This is a rich and delicious soup that is also quick and easy to make. Ditalini is a pasta that is commonly used in soups; you could use any pasta, but this small sized tube pasta works great to mix through the soup. You can make it for a meal or you can make as a side dish for an Italian dinner. This soup will serve 6 as a meal or 12 as a side dish.
1# Italian sausage, remove the casings if they have them.
1 large onion diced
4 cloves garlic minced
2 carrots diced
2 celery stalks diced
1 small zucchini squash, sliced thin
2-3 teaspoon dried Italian seasoning
1/2 teaspoon crushed red pepper flakes (optional)
4 cups chicken or vegetable stock
1 cup dry ditalini pasta
1 can 14.5 ounces diced tomatoes (or one pint of home canned)
1 cup heavy cream or half-and-half
1 cup grated Parmesan cheese
3 cups fresh spinach or 1 10 oz package of frozen spinach, chopped
Salt and pepper to taste
Basil, parsley, and/or Parmesan for garnish
Instructions
In a large pot, heat the olive oil over medium heat. Add the Italian sausage and cook, breaking it into crumbles, until browned, about 5-6 minutes. Drain any excess fat if needed.
Add the diced onion, garlic, carrots, celery and zucchini to the pot, and sauté for 4-5 minutes until the vegetables are softened.

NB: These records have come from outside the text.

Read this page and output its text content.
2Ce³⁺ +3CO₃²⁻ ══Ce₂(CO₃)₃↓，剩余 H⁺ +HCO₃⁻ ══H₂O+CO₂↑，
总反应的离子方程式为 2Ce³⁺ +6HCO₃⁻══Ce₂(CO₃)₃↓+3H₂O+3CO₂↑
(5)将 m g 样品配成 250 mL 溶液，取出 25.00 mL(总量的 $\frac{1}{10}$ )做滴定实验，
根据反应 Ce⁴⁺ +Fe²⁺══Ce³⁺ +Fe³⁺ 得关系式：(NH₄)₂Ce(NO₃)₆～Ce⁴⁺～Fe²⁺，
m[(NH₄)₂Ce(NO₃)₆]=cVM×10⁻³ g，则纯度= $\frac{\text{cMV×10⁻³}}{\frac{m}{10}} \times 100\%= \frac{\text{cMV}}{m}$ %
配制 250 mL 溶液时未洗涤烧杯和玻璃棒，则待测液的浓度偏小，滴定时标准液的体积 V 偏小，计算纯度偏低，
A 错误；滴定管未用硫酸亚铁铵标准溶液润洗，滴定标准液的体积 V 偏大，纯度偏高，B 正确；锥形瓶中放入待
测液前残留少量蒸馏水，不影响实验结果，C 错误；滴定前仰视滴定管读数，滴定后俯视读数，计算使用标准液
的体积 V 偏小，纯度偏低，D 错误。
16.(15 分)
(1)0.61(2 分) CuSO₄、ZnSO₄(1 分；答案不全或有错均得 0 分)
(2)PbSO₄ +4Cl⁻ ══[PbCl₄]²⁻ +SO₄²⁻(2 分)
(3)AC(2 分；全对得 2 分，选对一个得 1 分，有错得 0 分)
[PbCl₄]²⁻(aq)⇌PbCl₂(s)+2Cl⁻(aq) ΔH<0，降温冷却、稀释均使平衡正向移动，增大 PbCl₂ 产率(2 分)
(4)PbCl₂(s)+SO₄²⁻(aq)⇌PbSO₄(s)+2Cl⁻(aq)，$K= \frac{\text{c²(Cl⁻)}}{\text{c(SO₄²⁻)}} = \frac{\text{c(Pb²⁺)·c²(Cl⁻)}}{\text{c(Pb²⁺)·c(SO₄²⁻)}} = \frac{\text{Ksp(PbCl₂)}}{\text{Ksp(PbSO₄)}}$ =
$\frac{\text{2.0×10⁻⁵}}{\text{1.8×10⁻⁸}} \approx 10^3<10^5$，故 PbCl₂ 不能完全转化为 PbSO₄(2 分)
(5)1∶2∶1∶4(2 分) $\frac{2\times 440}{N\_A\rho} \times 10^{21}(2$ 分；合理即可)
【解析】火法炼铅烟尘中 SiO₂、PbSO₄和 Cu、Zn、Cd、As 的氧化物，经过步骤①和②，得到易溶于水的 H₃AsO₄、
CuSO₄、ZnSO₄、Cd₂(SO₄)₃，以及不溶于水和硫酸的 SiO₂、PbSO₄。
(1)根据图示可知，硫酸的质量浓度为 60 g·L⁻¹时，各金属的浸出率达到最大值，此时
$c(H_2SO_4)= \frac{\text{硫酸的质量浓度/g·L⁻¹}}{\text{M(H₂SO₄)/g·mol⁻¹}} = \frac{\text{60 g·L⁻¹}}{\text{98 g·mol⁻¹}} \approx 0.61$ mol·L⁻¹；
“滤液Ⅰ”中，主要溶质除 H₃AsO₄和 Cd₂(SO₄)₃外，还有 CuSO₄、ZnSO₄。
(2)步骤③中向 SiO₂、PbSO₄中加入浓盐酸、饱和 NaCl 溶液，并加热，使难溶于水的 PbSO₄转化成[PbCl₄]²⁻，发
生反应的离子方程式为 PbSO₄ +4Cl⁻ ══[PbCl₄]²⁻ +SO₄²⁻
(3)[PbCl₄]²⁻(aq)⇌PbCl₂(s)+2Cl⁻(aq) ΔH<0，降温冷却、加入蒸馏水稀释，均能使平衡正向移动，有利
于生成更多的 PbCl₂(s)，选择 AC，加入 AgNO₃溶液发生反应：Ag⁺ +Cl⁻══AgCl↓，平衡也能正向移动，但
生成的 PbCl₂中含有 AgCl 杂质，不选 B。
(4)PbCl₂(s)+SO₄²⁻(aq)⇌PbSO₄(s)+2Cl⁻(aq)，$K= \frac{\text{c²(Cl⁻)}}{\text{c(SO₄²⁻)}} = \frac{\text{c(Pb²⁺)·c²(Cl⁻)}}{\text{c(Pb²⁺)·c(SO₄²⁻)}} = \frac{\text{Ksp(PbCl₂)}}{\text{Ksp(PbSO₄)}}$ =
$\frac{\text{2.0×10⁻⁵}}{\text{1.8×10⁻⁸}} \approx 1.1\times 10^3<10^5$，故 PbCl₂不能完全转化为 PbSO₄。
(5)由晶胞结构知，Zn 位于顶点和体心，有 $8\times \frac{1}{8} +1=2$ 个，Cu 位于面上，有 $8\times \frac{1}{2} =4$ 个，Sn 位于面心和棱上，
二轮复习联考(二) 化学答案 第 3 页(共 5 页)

Stir in the Italian seasoning and red pepper flakes (if using), cooking for 1 minute until fragrant.
Pour in the chicken or vegetable broth, diced tomatoes, and ditalini pasta. Bring the soup to a boil, then reduce the heat to a simmer. Cook for 10-12 minutes, or until the pasta is al dente.
Turn the heat to low and stir in the heavy cream and Parmesan cheese, mixing until the cheese is melted and the soup is creamy.
Add the chopped spinach or kale, stirring until wilted, for the last 2-3 minutes.
Taste and season with salt and pepper as needed.
Garnish with chopped basil or parsley and serve with some crusty bread and a glass of wine.